The three-time champ looks primed to have the best season of his career. Per Elias Sports, Curry’s 22 three-pointers through the first four games of the season are a new NBA record for most threes through the first four games. Know who held the previous record? It was Curry, who had 21 in 2015-16.

After an injury-riddled 2017-18 where he missed 37 games — including the first six postseason games — Curry put up respectable numbers, but the time he missed somehow made him an afterthought in the “best player of the world” conversation.

I don’t think that’ll be the case this season. Curry looks like he’s on cruise control, playing at a tempo that reminds me of smooth jazz.

According to his personal trainer, Brandon Payne, Curry had one of the best offseasons of his career. Curry and head coach Steve Kerr echoed those same sentiments.

That’s scary. NBA teams should be petrified by the man responsible for “breaking” basketball.

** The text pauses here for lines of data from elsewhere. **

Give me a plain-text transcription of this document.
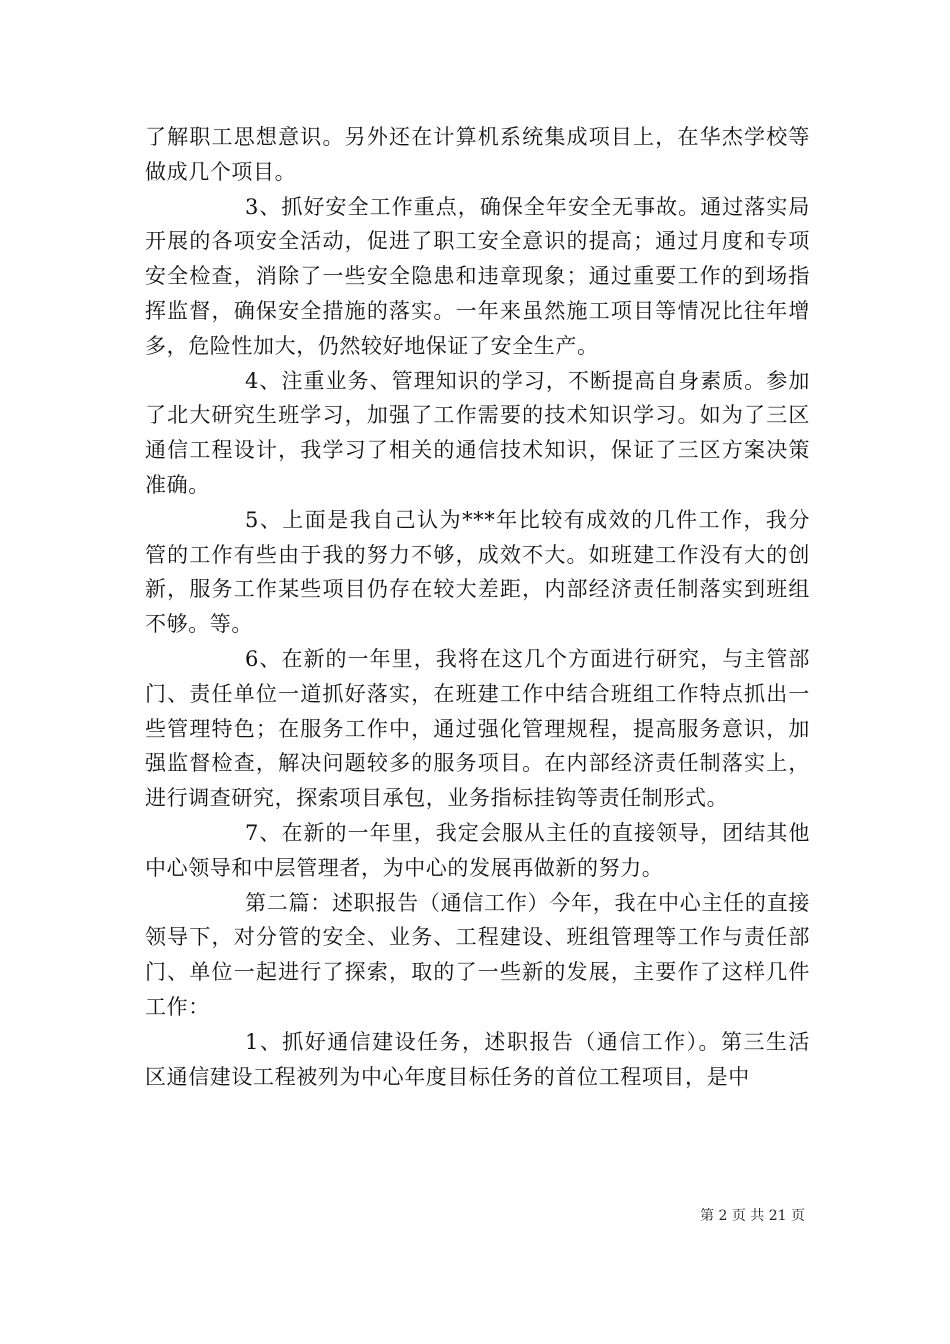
了解职工思想意识。另外还在计算机系统集成项目上，在华杰学校等做成几个项目。

3、抓好安全工作重点，确保全年安全无事故。通过落实局开展的各项安全活动，促进了职工安全意识的提高；通过月度和专项安全检查，消除了一些安全隐患和违章现象；通过重要工作的到场指挥监督，确保安全措施的落实。一年来虽然施工项目等情况比往年增多，危险性加大，仍然较好地保证了安全生产。

4、注重业务、管理知识的学习，不断提高自身素质。参加了北大研究生班学习，加强了工作需要的技术知识学习。如为了三区通信工程设计，我学习了相关的通信技术知识，保证了三区方案决策准确。

5、上面是我自己认为***年比较有成效的几件工作，我分管的工作有些由于我的努力不够，成效不大。如班建工作没有大的创新，服务工作某些项目仍存在较大差距，内部经济责任制落实到班组不够。等。

6、在新的一年里，我将在这几个方面进行研究，与主管部门、责任单位一道抓好落实，在班建工作中结合班组工作特点抓出一些管理特色；在服务工作中，通过强化管理规程，提高服务意识，加强监督检查，解决问题较多的服务项目。在内部经济责任制落实上，进行调查研究，探索项目承包，业务指标挂钩等责任制形式。

7、在新的一年里，我定会服从主任的直接领导，团结其他中心领导和中层管理者，为中心的发展再做新的努力。

第二篇：述职报告（通信工作）今年，我在中心主任的直接领导下，对分管的安全、业务、工程建设、班组管理等工作与责任部门、单位一起进行了探索，取的了一些新的发展，主要作了这样几件工作：

1、抓好通信建设任务，述职报告（通信工作）。第三生活区通信建设工程被列为中心年度目标任务的首位工程项目，是中

第 2 页 共 21 页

Why is Curry so under-appreciated and underrated? I don’t think we’ll ever know. Does it bother Curry that he’s not mentioned amongst the game’s greats? Personally, I think it does, but he’ll never say so publicly.

In the Bay Area, Curry will be mentioned along with the likes of Joe Montana, Rickey Henderson, and Jerry Rice. He’s beloved here like no other athlete who’s played in this region.

But nationally, will Curry get the respect that a two-time MVP deserves? Time will tell, but if the first four games prove anything, it’s that he’ll remind the basketball world just how great is, catapulting him into the MVP and best player in the world conversation.